La testimonianza di un devoto rimasto ferito due anni fa

Tu che hai vissuto l’accaduto in prima persona, cosa ricordi di quella mattina di due anni fa? Cosa avvenne di preciso in quell’istante?

Ricordo che arrivammo ai quattro canti verso le sei del mattino ed aspettammo un’ora prima di partire. Io mi trovavo sulla parte bassa del cordone di sinistra all’interno, a circa una quindicina di metri dal fercolo. Alla partenza c’era tantissima gente nei cordoni, nella strada e tra i due cordoni. Quando siamo partiti mi sono subito accorto che c’era qualcosa che non andava, infatti vedevo che il cordone andava su ma i devoti no. Ho provato a uscire dal cordone ma non ce l’ho fatta. Nel frattempo che salivamo siamo andati a sbattere contro un muro umano che ci ha fatti rimbalzare indietro, come una molla, ed io nell’andare indietro ho strisciato il collo contro il cordone ed ho sbattuto la faccia contro il fercolo e sono svenuto. Poi mi hanno risvegliato i ragazzi della protezione civile. Una cosa strana è che quando mi risvegliai ero all’esterno del cordone, questo significa che qualcuno mi ha preso e sbattuto fuori del cordone salvandomi la vita.

 

La salita venne fatta poco prima delle 10 del mattino senza corsa, dopo la triste notizia del giovane e di coloro che erano rimasti coinvolti nell’incidente. Qual è stato il problema che ha portato ad una attesa così lunga? A quell’ora, dopo aver seguito per tutta la notte il fercolo, i devoti non sono fisicamente troppo deboli e spossati?

Non ho idea del perché si aspettò tanto, e non so chi prese questa decisione. Ma secondo me l’incidente non accadde perché venne ritardata la partenza o per la stanchezza dei devoti.

 

E allora qual è stata la causa di questo grave incidente? Chi furono i responsabili?

La causa è stata senza dubbio la sciocchezza di alcuni che rimasero all’interno dei cordoni senza tirare e senza un motivo particolare. Siamo tutti responsabili di quell’incidente a partire da tutti i devoti, a quelli del comitato e alle autorità competenti, perché bastava solo un po’ di buon senso per far sì che non succedesse niente.

 

Tu eri tra i feriti, come te la sei cavata? Sai all’incirca quante persone come te sono state coinvolte?

Io ho avuto molta fortuna. Infatti ho subìto solo una sub-lussazione alla spalla ed un grande ematoma in viso. Penso che le persone coinvolte siano state circa una ventina.

 

Questo episodio ha influito negativamente nella tua partecipazione personale ed attiva da devoto? L’anno scorso hai partecipato di nuovo?

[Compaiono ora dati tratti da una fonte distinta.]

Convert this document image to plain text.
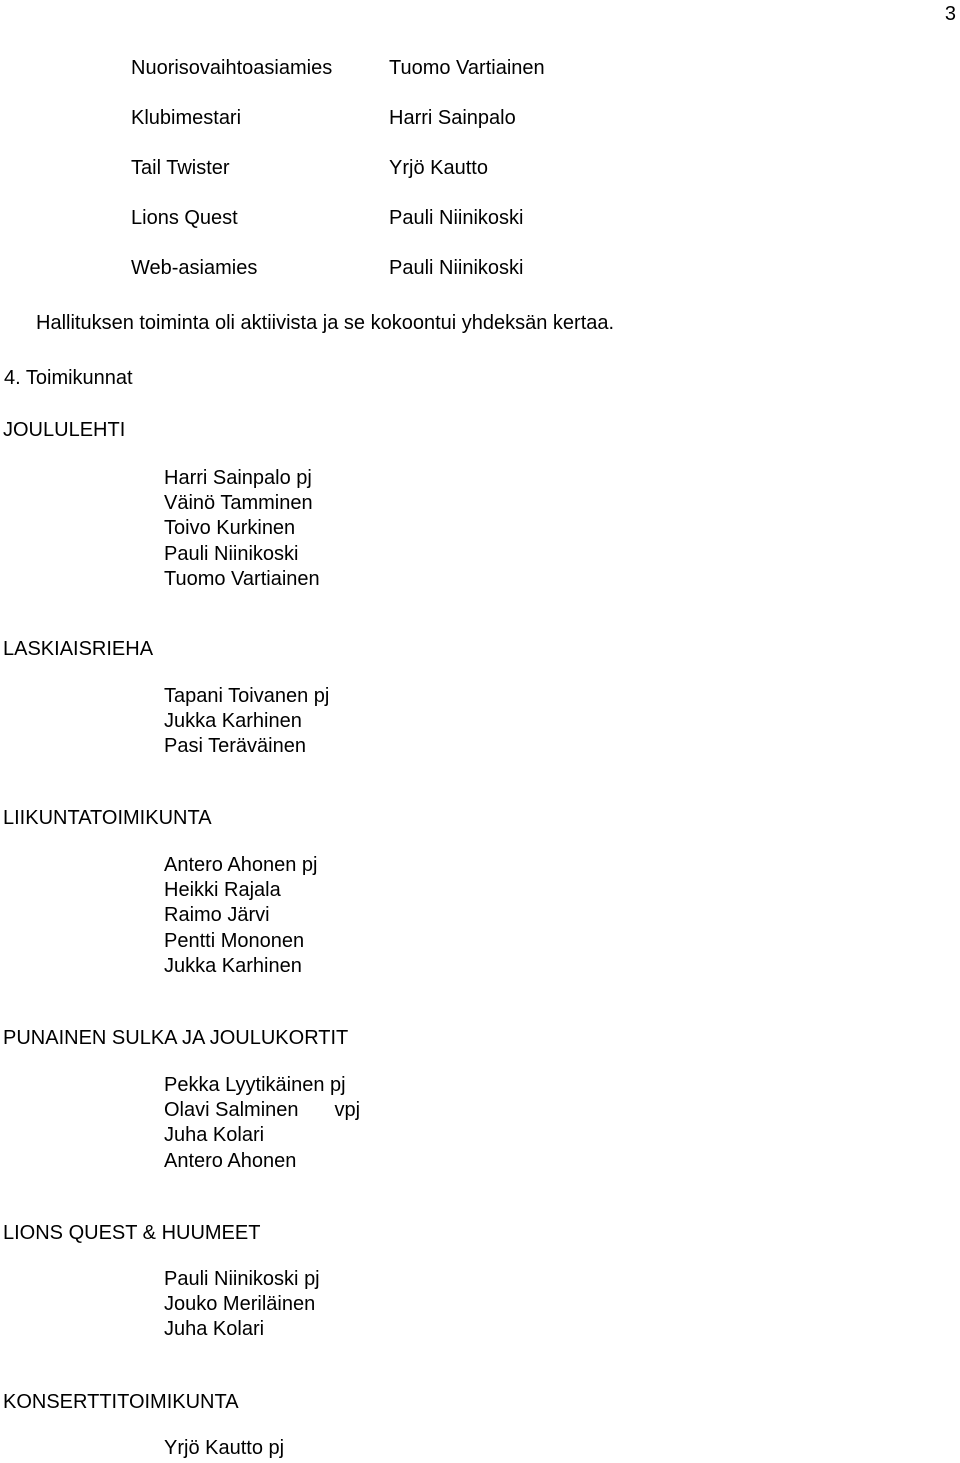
3
Nuorisovaihtoasiamies	Tuomo Vartiainen
Klubimestari	Harri Sainpalo
Tail Twister	Yrjö Kautto
Lions Quest	Pauli Niinikoski
Web-asiamies	Pauli Niinikoski
Hallituksen toiminta oli aktiivista ja se kokoontui yhdeksän kertaa.
4. Toimikunnat
JOULULEHTI
Harri Sainpalo pj
Väinö Tamminen
Toivo Kurkinen
Pauli Niinikoski
Tuomo Vartiainen
LASKIAISRIEHA
Tapani Toivanen pj
Jukka Karhinen
Pasi Teräväinen
LIIKUNTATOIMIKUNTA
Antero Ahonen pj
Heikki Rajala
Raimo Järvi
Pentti Mononen
Jukka Karhinen
PUNAINEN SULKA JA JOULUKORTIT
Pekka Lyytikäinen pj
Olavi Salminen vpj
Juha Kolari
Antero Ahonen
LIONS QUEST & HUUMEET
Pauli Niinikoski pj
Jouko Meriläinen
Juha Kolari
KONSERTTITOIMIKUNTA
Yrjö Kautto pj
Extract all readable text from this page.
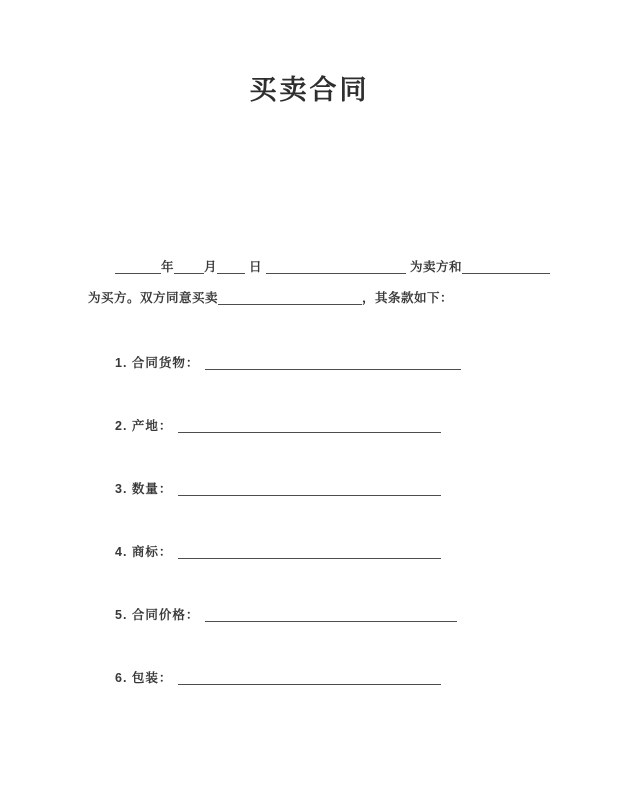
买卖合同
年 月 日	为卖方和
为买方。双方同意买卖	，其条款如下：
1. 合同货物：
2. 产地：
3. 数量：
4. 商标：
5. 合同价格：
6. 包装：
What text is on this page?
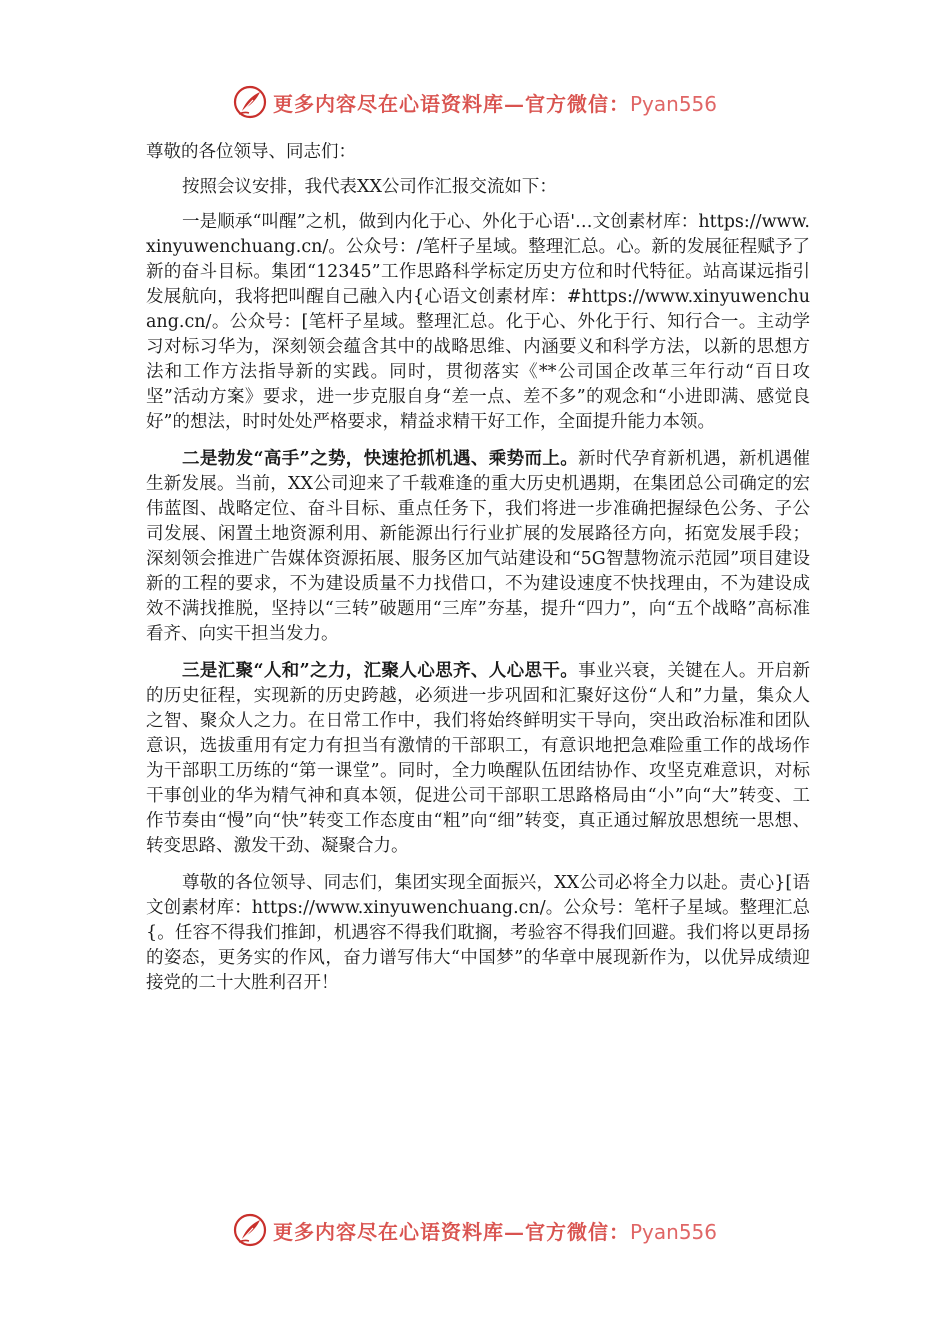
更多内容尽在心语资料库—官方微信：Pyan556

尊敬的各位领导、同志们：

按照会议安排，我代表XX公司作汇报交流如下：

一是顺承“叫醒”之机，做到内化于心、外化于心语'…文创素材库：https://www.xinyuwenchuang.cn/。公众号：/笔杆子星域。整理汇总。心。新的发展征程赋予了新的奋斗目标。集团“12345”工作思路科学标定历史方位和时代特征。站高谋远指引发展航向，我将把叫醒自己融入内{心语文创素材库：#https://www.xinyuwenchuang.cn/。公众号：[笔杆子星域。整理汇总。化于心、外化于行、知行合一。主动学习对标习华为，深刻领会蕴含其中的战略思维、内涵要义和科学方法，以新的思想方法和工作方法指导新的实践。同时，贯彻落实《**公司国企改革三年行动“百日攻坚”活动方案》要求，进一步克服自身“差一点、差不多”的观念和“小进即满、感觉良好”的想法，时时处处严格要求，精益求精干好工作，全面提升能力本领。

二是勃发“高手”之势，快速抢抓机遇、乘势而上。新时代孕育新机遇，新机遇催生新发展。当前，XX公司迎来了千载难逢的重大历史机遇期，在集团总公司确定的宏伟蓝图、战略定位、奋斗目标、重点任务下，我们将进一步准确把握绿色公务、子公司发展、闲置土地资源利用、新能源出行行业扩展的发展路径方向，拓宽发展手段；深刻领会推进广告媒体资源拓展、服务区加气站建设和“5G智慧物流示范园”项目建设新的工程的要求，不为建设质量不力找借口，不为建设速度不快找理由，不为建设成效不满找推脱，坚持以“三转”破题用“三库”夯基，提升“四力”，向“五个战略”高标准看齐、向实干担当发力。

三是汇聚“人和”之力，汇聚人心思齐、人心思干。事业兴衰，关键在人。开启新的历史征程，实现新的历史跨越，必须进一步巩固和汇聚好这份“人和”力量，集众人之智、聚众人之力。在日常工作中，我们将始终鲜明实干导向，突出政治标准和团队意识，选拔重用有定力有担当有激情的干部职工，有意识地把急难险重工作的战场作为干部职工历练的“第一课堂”。同时，全力唤醒队伍团结协作、攻坚克难意识，对标干事创业的华为精气神和真本领，促进公司干部职工思路格局由“小”向“大”转变、工作节奏由“慢”向“快”转变工作态度由“粗”向“细”转变，真正通过解放思想统一思想、转变思路、激发干劲、凝聚合力。

尊敬的各位领导、同志们，集团实现全面振兴，XX公司必将全力以赴。责心}[语文创素材库：https://www.xinyuwenchuang.cn/。公众号：笔杆子星域。整理汇总{。任容不得我们推卸，机遇容不得我们耽搁，考验容不得我们回避。我们将以更昂扬的姿态，更务实的作风，奋力谱写伟大“中国梦”的华章中展现新作为，以优异成绩迎接党的二十大胜利召开！

更多内容尽在心语资料库—官方微信：Pyan556
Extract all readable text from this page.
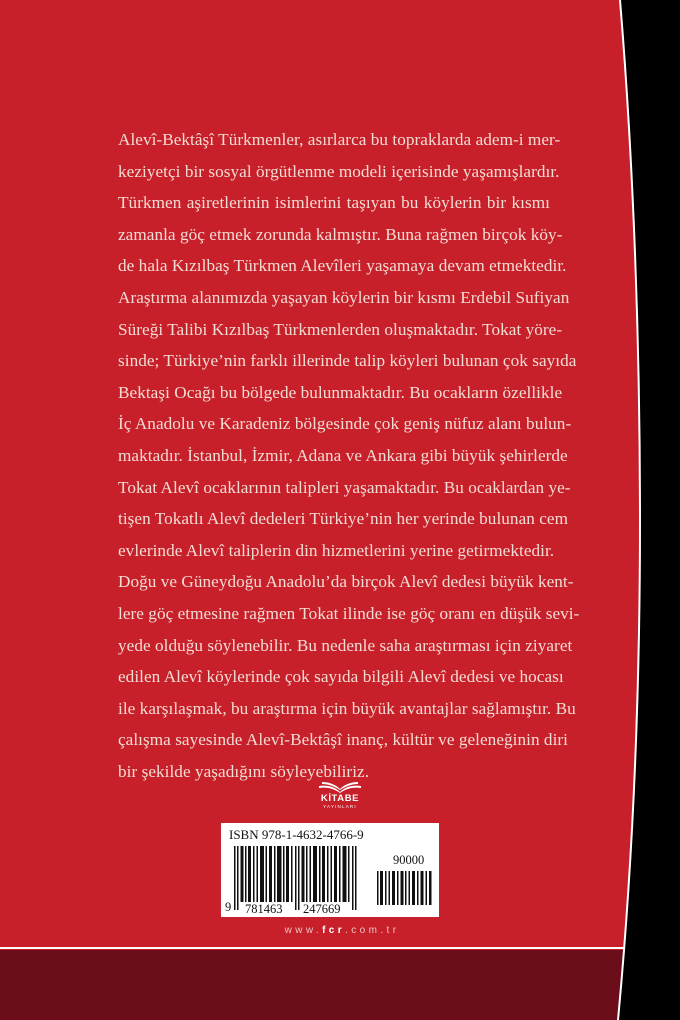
Alevî-Bektâşî Türkmenler, asırlarca bu topraklarda adem-i mer-
keziyetçi bir sosyal örgütlenme modeli içerisinde yaşamışlardır.
Türkmen aşiretlerinin isimlerini taşıyan bu köylerin bir kısmı
zamanla göç etmek zorunda kalmıştır. Buna rağmen birçok köy-
de hala Kızılbaş Türkmen Alevîleri yaşamaya devam etmektedir.
Araştırma alanımızda yaşayan köylerin bir kısmı Erdebil Sufiyan
Süreği Talibi Kızılbaş Türkmenlerden oluşmaktadır. Tokat yöre-
sinde; Türkiye’nin farklı illerinde talip köyleri bulunan çok sayıda
Bektaşi Ocağı bu bölgede bulunmaktadır. Bu ocakların özellikle
İç Anadolu ve Karadeniz bölgesinde çok geniş nüfuz alanı bulun-
maktadır. İstanbul, İzmir, Adana ve Ankara gibi büyük şehirlerde
Tokat Alevî ocaklarının talipleri yaşamaktadır. Bu ocaklardan ye-
tişen Tokatlı Alevî dedeleri Türkiye’nin her yerinde bulunan cem
evlerinde Alevî taliplerin din hizmetlerini yerine getirmektedir.
Doğu ve Güneydoğu Anadolu’da birçok Alevî dedesi büyük kent-
lere göç etmesine rağmen Tokat ilinde ise göç oranı en düşük sevi-
yede olduğu söylenebilir. Bu nedenle saha araştırması için ziyaret
edilen Alevî köylerinde çok sayıda bilgili Alevî dedesi ve hocası
ile karşılaşmak, bu araştırma için büyük avantajlar sağlamıştır. Bu
çalışma sayesinde Alevî-Bektâşî inanç, kültür ve geleneğinin diri
bir şekilde yaşadığını söyleyebiliriz.
KİTABE
YAYINLARI
ISBN 978-1-4632-4766-9
9 781463 247669
90000
www.fcr.com.tr
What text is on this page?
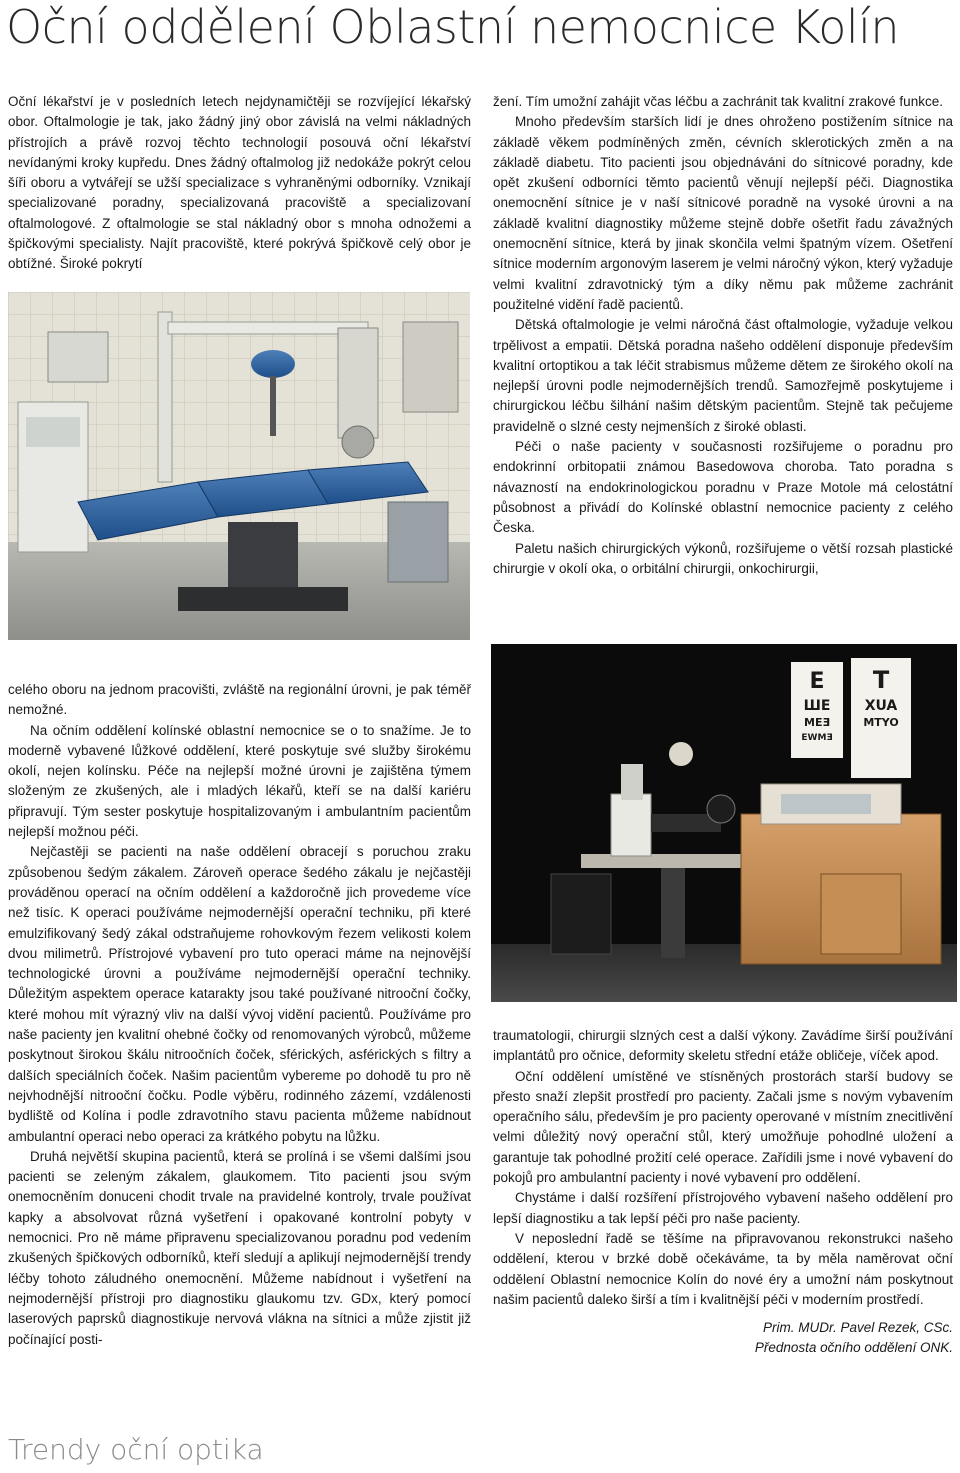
Oční oddělení Oblastní nemocnice Kolín

Oční lékařství je v posledních letech nejdynamičtěji se rozvíjející lékařský obor. Oftalmologie je tak, jako žádný jiný obor závislá na velmi nákladných přístrojích a právě rozvoj těchto technologií posouvá oční lékařství nevídanými kroky kupředu. Dnes žádný oftalmolog již nedokáže pokrýt celou šíři oboru a vytvářejí se užší specializace s vyhraněnými odborníky. Vznikají specializované poradny, specializovaná pracoviště a specializovaní oftalmologové. Z oftalmologie se stal nákladný obor s mnoha odnožemi a špičkovými specialisty. Najít pracoviště, které pokrývá špičkově celý obor je obtížné. Široké pokrytí

žení. Tím umožní zahájit včas léčbu a zachránit tak kvalitní zrakové funkce.

Mnoho především starších lidí je dnes ohroženo postižením sítnice na základě věkem podmíněných změn, cévních sklerotických změn a na základě diabetu. Tito pacienti jsou objednáváni do sítnicové poradny, kde opět zkušení odborníci těmto pacientů věnují nejlepší péči. Diagnostika onemocnění sítnice je v naší sítnicové poradně na vysoké úrovni a na základě kvalitní diagnostiky můžeme stejně dobře ošetřit řadu závažných onemocnění sítnice, která by jinak skončila velmi špatným vízem. Ošetření sítnice moderním argonovým laserem je velmi náročný výkon, který vyžaduje velmi kvalitní zdravotnický tým a díky němu pak můžeme zachránit použitelné vidění řadě pacientů.

Dětská oftalmologie je velmi náročná část oftalmologie, vyžaduje velkou trpělivost a empatii. Dětská poradna našeho oddělení disponuje především kvalitní ortoptikou a tak léčit strabismus můžeme dětem ze širokého okolí na nejlepší úrovni podle nejmodernějších trendů. Samozřejmě poskytujeme i chirurgickou léčbu šilhání našim dětským pacientům. Stejně tak pečujeme pravidelně o slzné cesty nejmenších z široké oblasti.

Péči o naše pacienty v současnosti rozšiřujeme o poradnu pro endokrinní orbitopatii známou Basedowova choroba. Tato poradna s návazností na endokrinologickou poradnu v Praze Motole má celostátní působnost a přivádí do Kolínské oblastní nemocnice pacienty z celého Česka.

Paletu našich chirurgických výkonů, rozšiřujeme o větší rozsah plastické chirurgie v okolí oka, o orbitální chirurgii, onkochirurgii,

celého oboru na jednom pracovišti, zvláště na regionální úrovni, je pak téměř nemožné.

Na očním oddělení kolínské oblastní nemocnice se o to snažíme. Je to moderně vybavené lůžkové oddělení, které poskytuje své služby širokému okolí, nejen kolínsku. Péče na nejlepší možné úrovni je zajištěna týmem složeným ze zkušených, ale i mladých lékařů, kteří se na další kariéru připravují. Tým sester poskytuje hospitalizovaným i ambulantním pacientům nejlepší možnou péči.

Nejčastěji se pacienti na naše oddělení obracejí s poruchou zraku způsobenou šedým zákalem. Zároveň operace šedého zákalu je nejčastěji prováděnou operací na očním oddělení a každoročně jich provedeme více než tisíc. K operaci používáme nejmodernější operační techniku, při které emulzifikovaný šedý zákal odstraňujeme rohovkovým řezem velikosti kolem dvou milimetrů. Přístrojové vybavení pro tuto operaci máme na nejnovější technologické úrovni a používáme nejmodernější operační techniky. Důležitým aspektem operace katarakty jsou také používané nitrooční čočky, které mohou mít výrazný vliv na další vývoj vidění pacientů. Používáme pro naše pacienty jen kvalitní ohebné čočky od renomovaných výrobců, můžeme poskytnout širokou škálu nitroočních čoček, sférických, asférických s filtry a dalších speciálních čoček. Našim pacientům vybereme po dohodě tu pro ně nejvhodnější nitrooční čočku. Podle výběru, rodinného zázemí, vzdálenosti bydliště od Kolína i podle zdravotního stavu pacienta můžeme nabídnout ambulantní operaci nebo operaci za krátkého pobytu na lůžku.

Druhá největší skupina pacientů, která se prolíná i se všemi dalšími jsou pacienti se zeleným zákalem, glaukomem. Tito pacienti jsou svým onemocněním donuceni chodit trvale na pravidelné kontroly, trvale používat kapky a absolvovat různá vyšetření i opakované kontrolní pobyty v nemocnici. Pro ně máme připravenu specializovanou poradnu pod vedením zkušených špičkových odborníků, kteří sledují a aplikují nejmodernější trendy léčby tohoto záludného onemocnění. Můžeme nabídnout i vyšetření na nejmodernější přístroji pro diagnostiku glaukomu tzv. GDx, který pomocí laserových paprsků diagnostikuje nervová vlákna na sítnici a může zjistit již počínající posti-

E
ШE
MEƎ
EWMƎ
T
XUA
MTYO

traumatologii, chirurgii slzných cest a další výkony. Zavádíme širší používání implantátů pro očnice, deformity skeletu střední etáže obličeje, víček apod.

Oční oddělení umístěné ve stísněných prostorách starší budovy se přesto snaží zlepšit prostředí pro pacienty. Začali jsme s novým vybavením operačního sálu, především je pro pacienty operované v místním znecitlivění velmi důležitý nový operační stůl, který umožňuje pohodlné uložení a garantuje tak pohodlné prožití celé operace. Zařídili jsme i nové vybavení do pokojů pro ambulantní pacienty i nové vybavení pro oddělení.

Chystáme i další rozšíření přístrojového vybavení našeho oddělení pro lepší diagnostiku a tak lepší péči pro naše pacienty.

V neposlední řadě se těšíme na připravovanou rekonstrukci našeho oddělení, kterou v brzké době očekáváme, ta by měla naměrovat oční oddělení Oblastní nemocnice Kolín do nové éry a umožní nám poskytnout našim pacientů daleko širší a tím i kvalitnější péči v moderním prostředí.

Prim. MUDr. Pavel Rezek, CSc.

Přednosta očního oddělení ONK.

Trendy oční optika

Cosa farai quest’anno?

Non posso rispondere a questa domanda perché dall’incidente non sono più tornato alla festa, perché studio a Milano, ma quest’anno ci sarò. Comunque non penso che questo influenzi la mia partecipazione alla festa, però sicuramente non farò la salita di Sangiuliano.

 

Molti devoti, i veterani in particolare, colgono l’importanza di questo gesto di fede mentre altri, soprattutto quelli più giovani, forse lo reputano un atto di eroismo, di gara, di forza fisica, di sfida con sè stessi. Come ti senti ed in generale come si sente un devoto di fronte ad un’esperienza bella ma estenuante quale appunto la salita di Sangiuliano?

Personalmente, è un gesto come un altro. L’importanza della festa non è essere presenti per fare la salita o meno. Non trovo differenze nel fare la salita di Sangiuliano o essere sotto gli archi della marina a tirare normalmente il cordone il 4 mattina.

 

Solitamente a chi è consigliato o permesso di prendere parte alla salita? Esistono dei requisiti particolari in base alla quale si viene scelti o esclusi oppure è tutto improvvisato sul momento e ogni devoto fa una scelta personale in fretta ritrovandosi a fare i conti con sé stesso, con la propria resistenza fisica ed anche con la propria “incoscienza”?

Non credo esistano dei criteri ma basta solo un po’ di intelligenza per capire che non è il caso che un devoto (di al massimo quindici anni) faccia la salita di sangiuliano mano nella mano con la sua ragazza, come ho visto io quel giorno.